There are many different types of credit cards available these days, and it can be difficult to know which option best suits your business. Answering a few key questions can help identify and prioritize your choices.
How strong is your personal credit rating?
Most credit card companies will look at your personal credit rating even when you are applying for a credit card for your business. In fact, in most cases obtaining a business credit card requires the business owner to personally guarantee the balance will be paid. Thus, the higher your credit rating, the better credit terms you can expect to receive. A credit rating over 700 is ideal, but over 650 will usually suffice. Anything less will earn mixed results in the way of outstanding credit card offers.
Do You Want A Personal or Business Credit Card?
You can use a personal credit card for business, but if you do so, it's advisable for tax and accounting purposes to restrict use of the card to business purposes only. If you use the card only for business, you' won't have to separate personal from business expenditure at tax time, and you'll be able to deduct any interest that accrues if you don't pay off the balance in full each month. For most very small businesses, the main distinction between the personal and the business credit card will be that the personal credit card may offer some protection against rates that suddenly change and other practices regulated under the consumer credit card laws.
Is there a particular store you shop most?
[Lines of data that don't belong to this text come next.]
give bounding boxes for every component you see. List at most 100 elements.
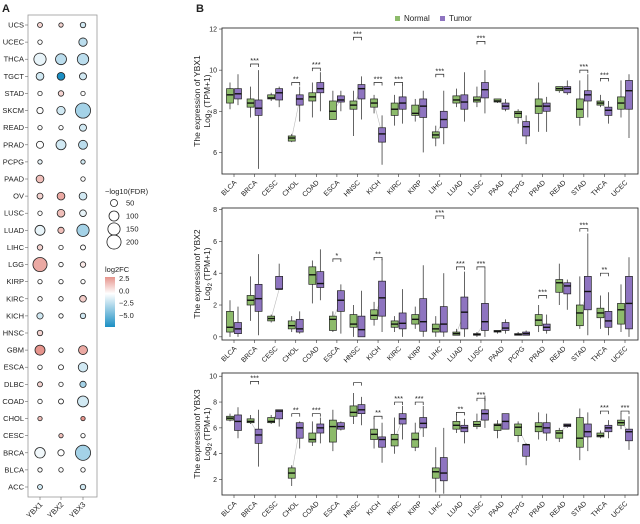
row-label: KICH — [6, 311, 24, 320]
significance-bracket — [414, 401, 424, 406]
significance-stars: ** — [293, 406, 299, 415]
bubble-luad-ybx3 — [76, 223, 90, 237]
plot-frame — [221, 372, 639, 496]
x-tick-label: COAD — [301, 345, 320, 364]
significance-bracket — [476, 397, 486, 402]
boxplot-legend: Normal Tumor — [395, 14, 472, 23]
bubble-tgct-ybx2 — [56, 72, 66, 81]
box-tumor-thca — [604, 311, 613, 328]
bubble-prad-ybx2 — [55, 139, 67, 151]
legend-normal-label: Normal — [404, 14, 430, 23]
y-tick-label: 6 — [213, 425, 217, 432]
y-axis-title-line2: Log2 (TPM+1) — [202, 74, 214, 127]
box-tumor-blca — [234, 414, 242, 431]
box-normal-paad — [493, 423, 502, 431]
box-normal-kich — [370, 309, 378, 320]
bubble-coad-ybx3 — [77, 395, 89, 408]
legend-tumor-label: Tumor — [449, 14, 472, 23]
box-normal-cesc — [267, 94, 276, 100]
row-label: READ — [3, 123, 24, 132]
x-tick-label: ESCA — [323, 500, 342, 519]
ylabel-sub: 2 — [208, 442, 214, 446]
bubble-tgct-ybx1 — [35, 72, 45, 81]
bubble-ucec-ybx1 — [37, 39, 43, 45]
box-tumor-cesc — [275, 88, 284, 101]
x-tick-label: LUAD — [447, 345, 465, 363]
significance-bracket — [394, 82, 403, 86]
y-tick-label: 6 — [213, 150, 217, 157]
bubble-gbm-ybx1 — [34, 344, 46, 356]
x-tick-label: STAD — [570, 500, 588, 518]
panel-b-label: B — [196, 3, 204, 15]
box-tumor-kich — [378, 436, 386, 448]
row-label: HNSC — [3, 329, 25, 338]
x-tick-label: CESC — [261, 500, 280, 519]
significance-bracket — [332, 258, 342, 262]
significance-bracket — [373, 415, 383, 420]
box-tumor-paad — [501, 322, 510, 331]
bubble-brca-ybx3 — [75, 444, 91, 461]
size-legend-circle — [108, 210, 120, 222]
significance-bracket — [435, 73, 445, 78]
box-tumor-coad — [316, 82, 325, 94]
x-tick-label: LUAD — [447, 500, 465, 518]
y-tick-label: 2 — [213, 477, 217, 484]
box-tumor-thca — [604, 106, 613, 116]
box-tumor-kich — [378, 280, 386, 317]
x-tick-label: LIHC — [428, 179, 444, 195]
box-tumor-lihc — [439, 306, 448, 333]
box-tumor-hnsc — [357, 315, 366, 338]
significance-stars: *** — [435, 208, 444, 217]
significance-stars: *** — [600, 403, 609, 412]
box-tumor-pcpg — [522, 444, 530, 457]
y-axis-title-line1: The expressionof YBX2 — [192, 229, 202, 318]
x-tick-label: BLCA — [221, 179, 239, 197]
color-legend-label: 2.5 — [119, 274, 129, 283]
row-label: PAAD — [4, 175, 24, 184]
box-tumor-read — [563, 282, 572, 295]
box-tumor-chol — [295, 318, 304, 333]
row-label: BRCA — [3, 448, 24, 457]
significance-stars: *** — [415, 394, 424, 403]
x-tick-label: KIRP — [407, 179, 424, 196]
bubble-lgg-ybx3 — [79, 261, 87, 268]
x-tick-label: COAD — [301, 179, 320, 198]
paired-line — [270, 289, 280, 319]
box-normal-cesc — [267, 417, 276, 424]
bubble-brca-ybx2 — [57, 449, 65, 457]
row-label: STAD — [5, 89, 25, 98]
size-legend-circle — [106, 234, 122, 250]
legend-normal-swatch — [395, 16, 400, 21]
bubble-prad-ybx1 — [36, 140, 44, 149]
box-normal-esca — [329, 419, 337, 443]
x-tick-label: HNSC — [343, 345, 362, 364]
significance-bracket — [600, 78, 609, 82]
x-tick-label: CHOL — [281, 345, 300, 364]
significance-stars: ** — [293, 74, 299, 83]
bubble-read-ybx2 — [58, 125, 64, 131]
bubble-acc-ybx1 — [37, 484, 43, 490]
ylabel-log: Log — [202, 446, 212, 460]
row-label: LIHC — [7, 243, 25, 252]
row-label: KIRP — [6, 277, 24, 286]
y-tick-label: 6 — [213, 239, 217, 246]
bubble-kirc-ybx3 — [79, 295, 87, 303]
bubble-dlbc-ybx1 — [37, 381, 43, 388]
ylabel-log: Log — [202, 113, 212, 127]
y-tick-label: 4 — [213, 271, 217, 278]
x-tick-label: LUAD — [447, 179, 465, 197]
box-tumor-hnsc — [357, 84, 366, 100]
box-tumor-lihc — [439, 457, 448, 482]
significance-bracket — [291, 413, 301, 417]
significance-stars: *** — [621, 403, 630, 412]
bubble-luad-ybx1 — [34, 224, 46, 236]
significance-bracket — [456, 412, 465, 416]
color-legend-label: −5.0 — [119, 311, 134, 320]
box-tumor-brca — [254, 428, 263, 444]
boxplot-ybx1: 6 8 10 12 The expression of YBX1 Log2 (TPM+1)… — [192, 27, 639, 199]
bubble-acc-ybx3 — [79, 483, 87, 491]
x-tick-label: KICH — [366, 179, 383, 196]
x-tick-label: THCA — [590, 345, 609, 364]
y-tick-label: 10 — [209, 68, 217, 75]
Maybe you’re a home improvement contractor who frequents a lumber supply store. Or, you’re running a desk-based business, and make frequent purchases at an office supply store. If the store you shop at offers a retail credit card, you may want to consider it. Not only will it consolidate monthly expenses into one bill, but it boosts your credit rating as well. Retail credit cards tend to approve cardholders more freely with fewer restrictions. If paid off each month, it can be a great way to prove yourself as a responsible cardholder and catch the eye of general credit card companies. Bonus: Your monthly credit card bill consolidates your tax records keeping, as most of these purchases will be tax-deductible and you will often earn customer loyalty reward points for frequent shopping. These in turn can be redeemed for “free” store merchandise or cash discounts on future purchases.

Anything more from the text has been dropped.